Stichting evangelieverspreiding geen goed doel
Geven is voordelig. Tenminste, voorzover u geeft aan een goed doel én u meer geeft dan de drempel. Waarom is het voordelig? Omdat u de giften, voorzover zij boven de drempel uitkomen, kunt aftrekken van de inkomstenbelasting.
De goede doelen hoeven slechts 11 procent schenkingsrecht af te dragen, voorzover de schenking een bedrag van 2546 euro overtreft. De tarieven van de inkomstenbelasting zijn ruim hoger dan de 11 procent schenkingsrecht, en dus subsidieert de staat feitelijk giften aan goede doelen. Een gift die gedurende ten minste vijf jaren wordt gedaan en bij notariële akte is overeengekomen, is zelfs onbeperkt aftrekbaar van de inkomstenbelasting.
De wet spreekt trouwens niet van goede doelen, maar van algemeen nut beogende instellingen. Ook kerkelijke en charitatieve instellingen vallen hieronder. In de praktijk kan echter nog wel eens discussie ontstaan over wat een algemeen nut beogende instelling is. Twee jaar geleden heeft het gerechtshof in Den Bosch een uitspraak hierover gedaan. Deze uitspraak ging over de Stichting tot verbreiding van het Evangelie, waarvan Jansen (de naam is gefingeerd) secretaris was, en zijn vrouw algemeen bestuurslid.

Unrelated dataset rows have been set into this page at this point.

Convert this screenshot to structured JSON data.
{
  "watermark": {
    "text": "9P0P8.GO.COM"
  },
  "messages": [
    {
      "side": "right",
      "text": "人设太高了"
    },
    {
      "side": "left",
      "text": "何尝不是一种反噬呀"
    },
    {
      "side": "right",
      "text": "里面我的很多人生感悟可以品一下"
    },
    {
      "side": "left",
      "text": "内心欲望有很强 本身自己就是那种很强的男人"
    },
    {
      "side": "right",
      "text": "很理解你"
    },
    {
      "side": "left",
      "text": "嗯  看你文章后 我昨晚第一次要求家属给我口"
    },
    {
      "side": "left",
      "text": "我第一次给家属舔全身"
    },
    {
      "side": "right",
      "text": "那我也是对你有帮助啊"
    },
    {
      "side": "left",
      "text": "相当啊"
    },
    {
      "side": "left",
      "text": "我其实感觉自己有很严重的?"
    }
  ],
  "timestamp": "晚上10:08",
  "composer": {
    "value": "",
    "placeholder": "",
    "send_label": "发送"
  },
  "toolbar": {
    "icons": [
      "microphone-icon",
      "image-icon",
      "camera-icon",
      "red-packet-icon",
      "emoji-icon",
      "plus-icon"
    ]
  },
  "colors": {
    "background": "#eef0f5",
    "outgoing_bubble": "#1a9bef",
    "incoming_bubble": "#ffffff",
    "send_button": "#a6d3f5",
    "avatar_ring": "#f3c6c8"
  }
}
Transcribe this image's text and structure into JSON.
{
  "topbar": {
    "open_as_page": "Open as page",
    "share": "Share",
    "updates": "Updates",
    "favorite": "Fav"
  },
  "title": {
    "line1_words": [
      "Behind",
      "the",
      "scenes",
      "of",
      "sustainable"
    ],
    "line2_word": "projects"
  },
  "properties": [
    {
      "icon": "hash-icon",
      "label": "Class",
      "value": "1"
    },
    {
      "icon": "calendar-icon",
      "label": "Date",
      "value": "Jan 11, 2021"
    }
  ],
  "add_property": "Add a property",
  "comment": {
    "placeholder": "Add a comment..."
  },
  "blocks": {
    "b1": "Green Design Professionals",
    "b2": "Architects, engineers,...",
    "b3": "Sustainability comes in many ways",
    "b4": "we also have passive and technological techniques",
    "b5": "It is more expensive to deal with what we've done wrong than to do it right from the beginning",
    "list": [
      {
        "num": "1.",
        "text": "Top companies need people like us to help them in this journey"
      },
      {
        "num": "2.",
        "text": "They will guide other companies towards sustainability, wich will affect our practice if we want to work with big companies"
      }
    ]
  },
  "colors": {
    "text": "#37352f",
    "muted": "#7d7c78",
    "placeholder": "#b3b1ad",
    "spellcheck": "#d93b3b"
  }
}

De stichting had verschillende activiteiten. Zij huurde een winkel van Jansen en verkocht daarin evangelische boeken, muziek en kaarten. Bovendien was in de winkel ook een postagentschap aanwezig. Het echtpaar Jansen runde de winkel, maar werd hierbij geholpen door acht vrijwilligers. De winkel kon hierdoor twintig uur per week open zijn. De winkel was derhalve niet continu geopend, maar wel bijna de helft van de week.
Er was nog een vrij grote ruimte achter in de winkel aanwezig. In deze ruimte organiseerde de stichting jeugd- en tieneractiviteiten. Verder hield zij daar in samenwerking met een plaatselijke evangelische gemeente af en toe een jeugdkerk. Ook rond de kerstdagen was de ruimte in gebruik. Deze werd dan door de stichting gratis ter beschikking gesteld aan een kerstmarkt. Jaarlijks maakte een bloemist graag van deze gelegenheid gebruik en ook andere personen waren actief om op deze markt hun waren te slijten.
De omzet van de winkel bedroeg jaarlijks meer dan 8000 euro. Ook het postagentschap behaalde een (bruto)winst, voor een bedrag van bijna 20.000 euro. De stichting maakte na aftrek van allerlei kosten, zoals personeelslasten, echter geen winst. Op een gegeven moment kon zij de huur van de winkel dan ook nauwelijks meer betalen. Derhalve besloot het echtpaar Jansen een bedrag even groot als de huur te schenken aan de stichting. Het ging om een bedrag van bijna 450 euro op jaarbasis. Bij notariële akte werd overeengekomen dat de schenking vijf jaar zou plaatsvinden.
Volgens de belastinginspecteur was er geen sprake van een algemeen nut beogende instelling. Hij belastte de schenking met ruim 40 procent schenkingsrecht. Jansen stapte als secretaris van de stichting naar de rechter. Hij was van mening dat de stichting als levensbeschouwelijk en inderdaad als liefdadige stichting en algemeen nut beogende instelling was aan te merken.
Het gerechtshof verwees naar een oordeel van de Hoge Raad uit 1994. Die had destijds bepaald dat als de werkzaamheden van een instelling voor de helft het algemeen belang dienen, en voor de helft een particulier belang, er sprake was van een algemeen nut beogende instelling. De stichting moest dan ook bewijzen dat dit het geval was. De verbreiding van het Evangelie vond het hof echter te vaag. Daarom stelde het nog maar eens de vraag hoe dit dan gebeurde. De activiteiten van de winkel waren helder. Maar wat hielden nu precies de jeugdwerk- en tieneractiviteiten in? Helaas kon Jansen hier maar een paar voorbeelden van noemen.
Het gerechtshof gaf de stichting ongelijk. De jeugdwerkactiviteiten vielen volgens het hof onder het algemeen belang. Maar het verkopen van kaarten en boeken en het exploiteren van een postagentschap dienen dat niet. En omdat de stichting niet kon aantonen dat de jeugd- en tieneractiviteiten op de voorgrond stonden, viel voor haar het doek.